Improved Prediction of Local Significant Wave Height by Considering the Memory of Past Winds

Abstract

AbstractWave and water depth were measured with an instrumented tripod in the Yellow River Delta from 9 December 2014 to 29 April 2015. Concurrent wind data were also collected from a nearby wind station. A high‐precision model for predicting local significant wave height (Hs) with wind speed (vw) is constructed using an improved data‐driven approach. The proposed model realized high accuracy as it solves the problem that the Hs falls too fast during the wind‐decreasing periods. It was tackled by considering the remaining influence of historical vw on the present Hs via incorporating a memory curve of the past wind effect. This innovative approach significantly improves the prediction (R2 from 0.60 to 0.83). The winds in the past 24 hr still left an influence on the waves at the observation site although the influence decreases with time. Physically, it is an implicit but simpler consideration of wind fetch/duration. Further data modeling experiments indicated that the decisive factor for the Hs at the site is the wind speed.
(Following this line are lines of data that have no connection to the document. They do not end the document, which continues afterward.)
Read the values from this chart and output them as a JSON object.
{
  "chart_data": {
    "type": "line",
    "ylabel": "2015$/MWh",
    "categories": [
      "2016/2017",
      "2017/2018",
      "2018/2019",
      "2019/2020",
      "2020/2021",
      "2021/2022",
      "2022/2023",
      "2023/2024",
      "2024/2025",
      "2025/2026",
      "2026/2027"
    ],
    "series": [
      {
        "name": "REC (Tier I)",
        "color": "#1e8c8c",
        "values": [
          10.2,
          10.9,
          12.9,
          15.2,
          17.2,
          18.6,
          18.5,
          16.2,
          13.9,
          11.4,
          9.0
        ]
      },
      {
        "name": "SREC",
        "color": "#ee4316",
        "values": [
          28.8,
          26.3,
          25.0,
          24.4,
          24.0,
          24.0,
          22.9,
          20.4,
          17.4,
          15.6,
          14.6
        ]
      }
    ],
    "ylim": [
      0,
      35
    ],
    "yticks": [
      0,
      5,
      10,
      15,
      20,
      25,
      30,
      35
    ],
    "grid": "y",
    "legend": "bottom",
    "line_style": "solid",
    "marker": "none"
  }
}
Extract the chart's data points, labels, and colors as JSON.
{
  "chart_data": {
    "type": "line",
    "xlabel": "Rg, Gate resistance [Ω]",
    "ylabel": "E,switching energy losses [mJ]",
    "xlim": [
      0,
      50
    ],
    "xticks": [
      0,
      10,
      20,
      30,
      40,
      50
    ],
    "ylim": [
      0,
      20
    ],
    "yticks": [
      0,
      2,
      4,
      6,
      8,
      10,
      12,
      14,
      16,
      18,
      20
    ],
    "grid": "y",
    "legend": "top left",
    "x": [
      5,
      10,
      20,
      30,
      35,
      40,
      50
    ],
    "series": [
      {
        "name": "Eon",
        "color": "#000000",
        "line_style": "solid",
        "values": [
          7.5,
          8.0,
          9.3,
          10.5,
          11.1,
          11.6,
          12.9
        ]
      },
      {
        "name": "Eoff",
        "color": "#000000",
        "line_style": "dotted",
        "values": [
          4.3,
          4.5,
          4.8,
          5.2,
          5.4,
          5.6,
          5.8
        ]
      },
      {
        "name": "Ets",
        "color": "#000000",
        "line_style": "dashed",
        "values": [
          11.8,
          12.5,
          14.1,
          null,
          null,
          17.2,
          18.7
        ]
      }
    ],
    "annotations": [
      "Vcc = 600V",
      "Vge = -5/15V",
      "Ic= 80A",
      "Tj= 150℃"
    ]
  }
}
Wind directions slightly improve the prediction, indicating that waves are slightly affected by the underwater seabed slope along different wind directions, and northwest winds cause the strongest waves at the site. Adding atmospheric pressure or water depth even reduces the accuracy, which indicated that storm surges and wave deformations under different tide levels have a weak impact on Hs. The proposed local wave model can be easily constructed with available wind and wave data, making it expandable to other regions dominated by wind waves.